Il debito pubblico italiano ha superato, alla data del 31 maggio scorso, il suo stesso record europeo precedente, raggiungendo precisamente quota di "duemila duecento diciotto miliardi" di euro e confermandosi saldamente, con Usa e Giappone, fra i tre stati con i debiti più alti in assoluto di tutto il mondo.
Non è stata finora registrata,a livello mediatico, alcuna particolare dichiarazione pubblica di sorpresa o comunque di preoccupazione, come se la notizia debba essere interpretata alla stregua di un dato perfettamente scontato, comunque previsto o prevedibile.
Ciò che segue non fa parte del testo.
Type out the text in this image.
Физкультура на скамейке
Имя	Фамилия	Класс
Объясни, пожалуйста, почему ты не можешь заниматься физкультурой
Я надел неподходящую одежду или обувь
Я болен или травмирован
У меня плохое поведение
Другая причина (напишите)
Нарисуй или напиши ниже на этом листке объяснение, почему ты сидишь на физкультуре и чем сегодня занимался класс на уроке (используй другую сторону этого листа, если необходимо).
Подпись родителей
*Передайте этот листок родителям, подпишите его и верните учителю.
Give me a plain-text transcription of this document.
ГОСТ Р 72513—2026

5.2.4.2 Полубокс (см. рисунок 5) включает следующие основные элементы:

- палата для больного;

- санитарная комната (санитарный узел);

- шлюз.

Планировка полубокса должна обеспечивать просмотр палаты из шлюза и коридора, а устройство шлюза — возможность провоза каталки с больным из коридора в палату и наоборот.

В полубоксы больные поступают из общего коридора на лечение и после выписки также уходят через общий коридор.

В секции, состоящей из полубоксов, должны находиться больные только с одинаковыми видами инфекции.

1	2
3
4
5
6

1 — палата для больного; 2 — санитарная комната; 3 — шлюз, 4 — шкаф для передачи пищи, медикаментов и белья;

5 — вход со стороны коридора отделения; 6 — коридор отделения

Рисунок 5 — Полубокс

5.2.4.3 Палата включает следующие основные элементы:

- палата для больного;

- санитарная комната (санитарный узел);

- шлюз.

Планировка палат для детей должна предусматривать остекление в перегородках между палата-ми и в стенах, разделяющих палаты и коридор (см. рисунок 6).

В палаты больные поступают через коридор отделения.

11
Nessuna risposta pertanto dalle istituzioni competenti al naturale quesito sull'utilità di tutte le riforme ed i sacrifici richiesti per ottemperare alle richieste europee di miglioramento del nostro bilancio pubblico.
Anche a livello privato, secondo tradizione, il dato viene vissuto come elemento estraneo al presente ed al futuro del nostro immaginario, sociale o privato.
L'ampiezza stessa del suo ammontare viene, anzi, quasi considerata come (demenziale) garanzia della sua irrimediabilità o comunque, nella sua proiezione temporale, un problema fuori dalla nostra portata e psicologicamente suscettibile di legittima rimozione.
E' stato sempre così, si usa dire, e i più informati ci spiegano che, storicamente, si è sempre fronteggiato il debito con l'inflazione o con emissione di titoli di stato (e relativo continuo aumento dei tassi di interesse, con la gioia dei sottoscrittori) oppure con aumento di tasse e imposte.
Nei casi estremi, almeno fino alla prima parte del secolo scorso, anche con iniziative militari.
Nella situazione attuale, tuttavia, niente di quanto sopra è più nelle nostre possibilità, e i fatti greci, tuttora ben lungi dall'essere risolti, dovrebbero renderci più consapevoli del nostro scenario futuro.
Proprio nel caso greco, stiamo infatti assistendo a importanti novità nei rapporti internazionali che si riassumono nel superamento delle forme classiche dell'egemonia (e della subalternità) fra le nazioni.
Non più occupazioni "manu militari" da parte altrui, bensì a forme di espropriazione dei beni pubblici da parte di stati o compagnie private (ovviamente in prevalenza straniere).
Del resto, proprio nel processo di unificazione monetaria, del tutto incomprensibilmente, è appunto già successo che il nostro paese abbia ceduto la sovranità nel battere moneta sacrificando parte cospicua del nostro potere d'acquisto.
Non sarebbe più decoroso denunciarlo, a livello comunitario europeo, prima che il nostro paese sia chiamato a consumare la stessa esperienza greca?